Il conto è stato chiesto, da molti pur che non professandosi o non essendo, religiosamente, dei nostri, sono con noi in questa battaglia, magari o anzitutto in nome della bellezza, come in suo nome tutto il mondo trepidò e insorse per la Pietà di Michelangelo esposta come si temè ai rischi, di perdersi o di danneggiarsi, del viaggio in America; trepidò e inveì per i lievi sfregi subiti da alcuni quadri della Galleria degli Uffizi. «Poichè vengono conclamati» (citiamo per tutti uno scrittore, Zolla, della più nota rivista letteraria italiana) «i motivi " pastorali " della sovversione, sarà lecito domandare i rendiconti della messe di conversione che l'attuale liturgia volgare avrebbe dunque mietuto», e aggiunge, scettico, senz'aspettare: «Ma chi mai si potrebbe convertire soltanto perchè l'autorità si sarebbe aggiornata al XVI secolo protestante, ovvero avrebbe tirato le conseguenze dal fatto che in Italia si parla italiano, dopo mille anni giusti che lo si parla?» E, sottolineata «l'estrema delicatezza dell'orazione», la «sua indole assai spesso non discorsiva», non «raziocinante»; e dopo aver detto che l'«orazione eleva fuori delle contingenze» e «perciò impone un linguaggio diverso dal quotidiano» e che «i primi cristiani, per i riti più importanti, non usavano affatto il volgare del tempo», così torna al punte, chiedendo: «quali incassi procurò il volgare introdotto dalla Riforma? Ne sorse davvero una così fitta schiera di santi e una tal dovizia di miracoli da svergognare i rimasti fedeli al latino?» E sèguita (quasi ignorando la risposta da noi già data del Marshall): «Quali frutti ha procurato la distruzione liturgica? Accostare ai Vangeli i fedeli ignoranti il latino? Ma sarà proprio sconciando i riti che si otterrà ciò che messali bilingui, catechesi, omelia non sarebbero riusciti a favorire?»
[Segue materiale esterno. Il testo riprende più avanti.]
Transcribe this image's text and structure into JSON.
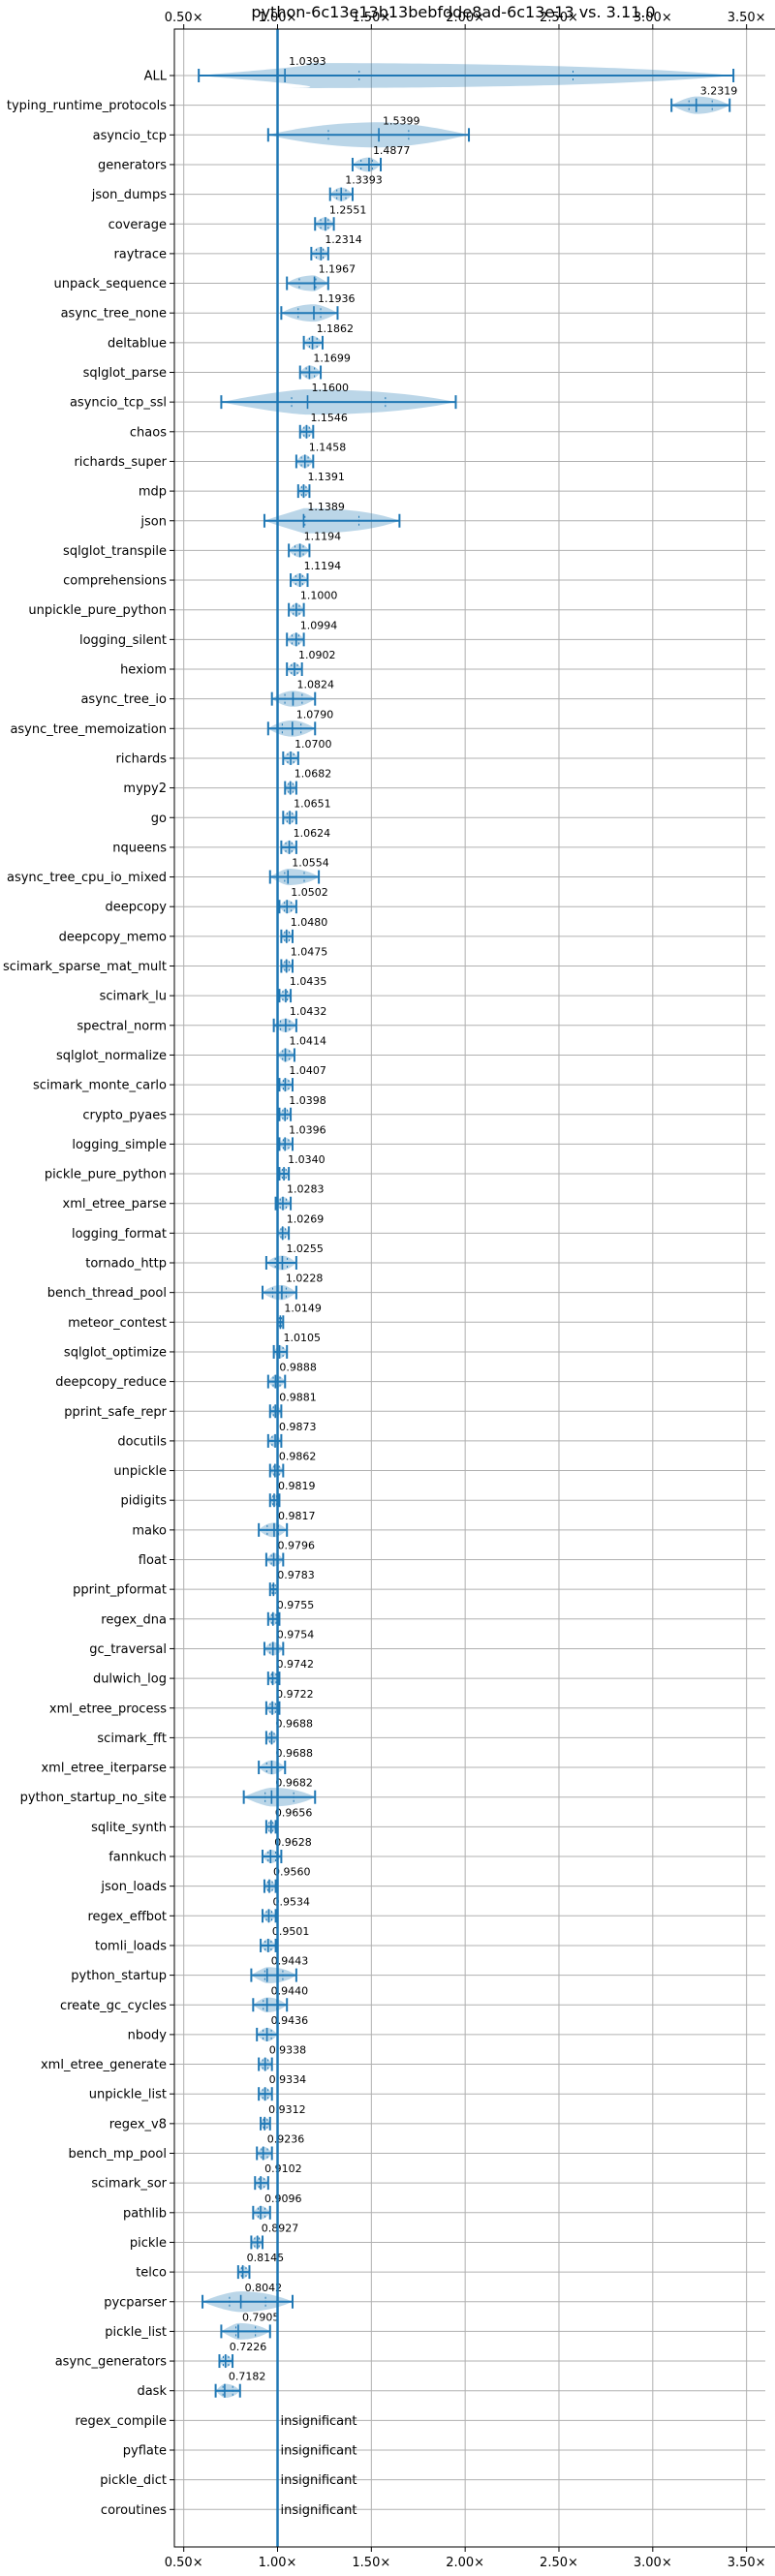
{
  "chart_data": {
    "type": "violin",
    "title": "python-6c13e13b13bebfdde8ad-6c13e13 vs. 3.11.0",
    "xlim": [
      0.45,
      3.6
    ],
    "x_ticks": [
      0.5,
      1.0,
      1.5,
      2.0,
      2.5,
      3.0,
      3.5
    ],
    "x_tick_labels": [
      "0.50×",
      "1.00×",
      "1.50×",
      "2.00×",
      "2.50×",
      "3.00×",
      "3.50×"
    ],
    "reference_line": 1.0,
    "grid": true,
    "rows": [
      {
        "name": "ALL",
        "label": "1.0393",
        "value": 1.0393,
        "min": 0.58,
        "max": 3.43
      },
      {
        "name": "typing_runtime_protocols",
        "label": "3.2319",
        "value": 3.2319,
        "min": 3.1,
        "max": 3.41
      },
      {
        "name": "asyncio_tcp",
        "label": "1.5399",
        "value": 1.5399,
        "min": 0.95,
        "max": 2.02
      },
      {
        "name": "generators",
        "label": "1.4877",
        "value": 1.4877,
        "min": 1.4,
        "max": 1.55
      },
      {
        "name": "json_dumps",
        "label": "1.3393",
        "value": 1.3393,
        "min": 1.28,
        "max": 1.4
      },
      {
        "name": "coverage",
        "label": "1.2551",
        "value": 1.2551,
        "min": 1.2,
        "max": 1.3
      },
      {
        "name": "raytrace",
        "label": "1.2314",
        "value": 1.2314,
        "min": 1.18,
        "max": 1.27
      },
      {
        "name": "unpack_sequence",
        "label": "1.1967",
        "value": 1.1967,
        "min": 1.05,
        "max": 1.27
      },
      {
        "name": "async_tree_none",
        "label": "1.1936",
        "value": 1.1936,
        "min": 1.02,
        "max": 1.32
      },
      {
        "name": "deltablue",
        "label": "1.1862",
        "value": 1.1862,
        "min": 1.14,
        "max": 1.24
      },
      {
        "name": "sqlglot_parse",
        "label": "1.1699",
        "value": 1.1699,
        "min": 1.12,
        "max": 1.23
      },
      {
        "name": "asyncio_tcp_ssl",
        "label": "1.1600",
        "value": 1.16,
        "min": 0.7,
        "max": 1.95
      },
      {
        "name": "chaos",
        "label": "1.1546",
        "value": 1.1546,
        "min": 1.12,
        "max": 1.19
      },
      {
        "name": "richards_super",
        "label": "1.1458",
        "value": 1.1458,
        "min": 1.1,
        "max": 1.19
      },
      {
        "name": "mdp",
        "label": "1.1391",
        "value": 1.1391,
        "min": 1.11,
        "max": 1.17
      },
      {
        "name": "json",
        "label": "1.1389",
        "value": 1.1389,
        "min": 0.93,
        "max": 1.65
      },
      {
        "name": "sqlglot_transpile",
        "label": "1.1194",
        "value": 1.1194,
        "min": 1.06,
        "max": 1.17
      },
      {
        "name": "comprehensions",
        "label": "1.1194",
        "value": 1.1194,
        "min": 1.07,
        "max": 1.16
      },
      {
        "name": "unpickle_pure_python",
        "label": "1.1000",
        "value": 1.1,
        "min": 1.06,
        "max": 1.14
      },
      {
        "name": "logging_silent",
        "label": "1.0994",
        "value": 1.0994,
        "min": 1.05,
        "max": 1.14
      },
      {
        "name": "hexiom",
        "label": "1.0902",
        "value": 1.0902,
        "min": 1.05,
        "max": 1.13
      },
      {
        "name": "async_tree_io",
        "label": "1.0824",
        "value": 1.0824,
        "min": 0.97,
        "max": 1.2
      },
      {
        "name": "async_tree_memoization",
        "label": "1.0790",
        "value": 1.079,
        "min": 0.95,
        "max": 1.2
      },
      {
        "name": "richards",
        "label": "1.0700",
        "value": 1.07,
        "min": 1.03,
        "max": 1.11
      },
      {
        "name": "mypy2",
        "label": "1.0682",
        "value": 1.0682,
        "min": 1.04,
        "max": 1.1
      },
      {
        "name": "go",
        "label": "1.0651",
        "value": 1.0651,
        "min": 1.03,
        "max": 1.1
      },
      {
        "name": "nqueens",
        "label": "1.0624",
        "value": 1.0624,
        "min": 1.02,
        "max": 1.1
      },
      {
        "name": "async_tree_cpu_io_mixed",
        "label": "1.0554",
        "value": 1.0554,
        "min": 0.96,
        "max": 1.22
      },
      {
        "name": "deepcopy",
        "label": "1.0502",
        "value": 1.0502,
        "min": 1.01,
        "max": 1.1
      },
      {
        "name": "deepcopy_memo",
        "label": "1.0480",
        "value": 1.048,
        "min": 1.02,
        "max": 1.08
      },
      {
        "name": "scimark_sparse_mat_mult",
        "label": "1.0475",
        "value": 1.0475,
        "min": 1.02,
        "max": 1.08
      },
      {
        "name": "scimark_lu",
        "label": "1.0435",
        "value": 1.0435,
        "min": 1.01,
        "max": 1.07
      },
      {
        "name": "spectral_norm",
        "label": "1.0432",
        "value": 1.0432,
        "min": 0.98,
        "max": 1.1
      },
      {
        "name": "sqlglot_normalize",
        "label": "1.0414",
        "value": 1.0414,
        "min": 1.0,
        "max": 1.09
      },
      {
        "name": "scimark_monte_carlo",
        "label": "1.0407",
        "value": 1.0407,
        "min": 1.01,
        "max": 1.08
      },
      {
        "name": "crypto_pyaes",
        "label": "1.0398",
        "value": 1.0398,
        "min": 1.01,
        "max": 1.07
      },
      {
        "name": "logging_simple",
        "label": "1.0396",
        "value": 1.0396,
        "min": 1.01,
        "max": 1.08
      },
      {
        "name": "pickle_pure_python",
        "label": "1.0340",
        "value": 1.034,
        "min": 1.01,
        "max": 1.06
      },
      {
        "name": "xml_etree_parse",
        "label": "1.0283",
        "value": 1.0283,
        "min": 0.99,
        "max": 1.07
      },
      {
        "name": "logging_format",
        "label": "1.0269",
        "value": 1.0269,
        "min": 1.0,
        "max": 1.06
      },
      {
        "name": "tornado_http",
        "label": "1.0255",
        "value": 1.0255,
        "min": 0.94,
        "max": 1.1
      },
      {
        "name": "bench_thread_pool",
        "label": "1.0228",
        "value": 1.0228,
        "min": 0.92,
        "max": 1.1
      },
      {
        "name": "meteor_contest",
        "label": "1.0149",
        "value": 1.0149,
        "min": 1.0,
        "max": 1.03
      },
      {
        "name": "sqlglot_optimize",
        "label": "1.0105",
        "value": 1.0105,
        "min": 0.98,
        "max": 1.05
      },
      {
        "name": "deepcopy_reduce",
        "label": "0.9888",
        "value": 0.9888,
        "min": 0.95,
        "max": 1.04
      },
      {
        "name": "pprint_safe_repr",
        "label": "0.9881",
        "value": 0.9881,
        "min": 0.96,
        "max": 1.02
      },
      {
        "name": "docutils",
        "label": "0.9873",
        "value": 0.9873,
        "min": 0.95,
        "max": 1.02
      },
      {
        "name": "unpickle",
        "label": "0.9862",
        "value": 0.9862,
        "min": 0.96,
        "max": 1.03
      },
      {
        "name": "pidigits",
        "label": "0.9819",
        "value": 0.9819,
        "min": 0.96,
        "max": 1.01
      },
      {
        "name": "mako",
        "label": "0.9817",
        "value": 0.9817,
        "min": 0.9,
        "max": 1.05
      },
      {
        "name": "float",
        "label": "0.9796",
        "value": 0.9796,
        "min": 0.94,
        "max": 1.03
      },
      {
        "name": "pprint_pformat",
        "label": "0.9783",
        "value": 0.9783,
        "min": 0.96,
        "max": 1.0
      },
      {
        "name": "regex_dna",
        "label": "0.9755",
        "value": 0.9755,
        "min": 0.95,
        "max": 1.01
      },
      {
        "name": "gc_traversal",
        "label": "0.9754",
        "value": 0.9754,
        "min": 0.93,
        "max": 1.03
      },
      {
        "name": "dulwich_log",
        "label": "0.9742",
        "value": 0.9742,
        "min": 0.95,
        "max": 1.01
      },
      {
        "name": "xml_etree_process",
        "label": "0.9722",
        "value": 0.9722,
        "min": 0.94,
        "max": 1.01
      },
      {
        "name": "scimark_fft",
        "label": "0.9688",
        "value": 0.9688,
        "min": 0.94,
        "max": 1.0
      },
      {
        "name": "xml_etree_iterparse",
        "label": "0.9688",
        "value": 0.9688,
        "min": 0.9,
        "max": 1.04
      },
      {
        "name": "python_startup_no_site",
        "label": "0.9682",
        "value": 0.9682,
        "min": 0.82,
        "max": 1.2
      },
      {
        "name": "sqlite_synth",
        "label": "0.9656",
        "value": 0.9656,
        "min": 0.94,
        "max": 0.99
      },
      {
        "name": "fannkuch",
        "label": "0.9628",
        "value": 0.9628,
        "min": 0.92,
        "max": 1.02
      },
      {
        "name": "json_loads",
        "label": "0.9560",
        "value": 0.956,
        "min": 0.93,
        "max": 0.99
      },
      {
        "name": "regex_effbot",
        "label": "0.9534",
        "value": 0.9534,
        "min": 0.92,
        "max": 0.99
      },
      {
        "name": "tomli_loads",
        "label": "0.9501",
        "value": 0.9501,
        "min": 0.91,
        "max": 0.99
      },
      {
        "name": "python_startup",
        "label": "0.9443",
        "value": 0.9443,
        "min": 0.86,
        "max": 1.1
      },
      {
        "name": "create_gc_cycles",
        "label": "0.9440",
        "value": 0.944,
        "min": 0.87,
        "max": 1.05
      },
      {
        "name": "nbody",
        "label": "0.9436",
        "value": 0.9436,
        "min": 0.89,
        "max": 1.0
      },
      {
        "name": "xml_etree_generate",
        "label": "0.9338",
        "value": 0.9338,
        "min": 0.9,
        "max": 0.97
      },
      {
        "name": "unpickle_list",
        "label": "0.9334",
        "value": 0.9334,
        "min": 0.9,
        "max": 0.97
      },
      {
        "name": "regex_v8",
        "label": "0.9312",
        "value": 0.9312,
        "min": 0.91,
        "max": 0.96
      },
      {
        "name": "bench_mp_pool",
        "label": "0.9236",
        "value": 0.9236,
        "min": 0.89,
        "max": 0.97
      },
      {
        "name": "scimark_sor",
        "label": "0.9102",
        "value": 0.9102,
        "min": 0.88,
        "max": 0.95
      },
      {
        "name": "pathlib",
        "label": "0.9096",
        "value": 0.9096,
        "min": 0.87,
        "max": 0.96
      },
      {
        "name": "pickle",
        "label": "0.8927",
        "value": 0.8927,
        "min": 0.86,
        "max": 0.92
      },
      {
        "name": "telco",
        "label": "0.8145",
        "value": 0.8145,
        "min": 0.79,
        "max": 0.85
      },
      {
        "name": "pycparser",
        "label": "0.8042",
        "value": 0.8042,
        "min": 0.6,
        "max": 1.08
      },
      {
        "name": "pickle_list",
        "label": "0.7905",
        "value": 0.7905,
        "min": 0.7,
        "max": 0.96
      },
      {
        "name": "async_generators",
        "label": "0.7226",
        "value": 0.7226,
        "min": 0.69,
        "max": 0.76
      },
      {
        "name": "dask",
        "label": "0.7182",
        "value": 0.7182,
        "min": 0.67,
        "max": 0.8
      },
      {
        "name": "regex_compile",
        "label": "insignificant",
        "value": null,
        "min": null,
        "max": null
      },
      {
        "name": "pyflate",
        "label": "insignificant",
        "value": null,
        "min": null,
        "max": null
      },
      {
        "name": "pickle_dict",
        "label": "insignificant",
        "value": null,
        "min": null,
        "max": null
      },
      {
        "name": "coroutines",
        "label": "insignificant",
        "value": null,
        "min": null,
        "max": null
      }
    ]
  }
}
La risposta, qui sottintesa, c'è, nei fatti: il bilancio di un anno e mezzo insegna, e la risposta è: no. I tanti secoli del latino non hanno, che si sappia, allontanato un'anima dall'altare o freddato in un cuore la carità: i pochi mesi del volgare, nazionale e razionale, han visto in chiesa le armi, e le sacre pissidi tornare assai meno scarse al ciborio, intruppati o liberi che siano i comunicanti. Stralcio dal bilancio (non sembri impertinente il vocabolario, per un'operazione, come questa, di cambio, che ha fatto incassar miliardi) il caso di un mio amico, uomo di poca fede che mi dice di averla persa del tutto assistendo a questo «dialogo» fra un protestante e un nostro prete: «Allora, voi cattolici, riconoscete di avere fin qui sbagliato?» «Sì, noi riconosciamo di avere, fin qui, sbagliato»; e, senza movere inchieste ma per quel che so, mi attengo a queste, alle comunioni. Quante? «Dimezzate!» mi dice con voce quasi piangente l'umile fraticel sagrestano, intento a preparar le particole, con cui discorro, nella sagrestia della chiesa dove vado a confessarmi, in attesa che venga il padre da lui chiamato per questo: «Ecco qui: ne prendevo millecinquecento per settimana, e ora bastano due settimane». Il padre, sceso in quel momento, conferma, e scuote tristemente la testa.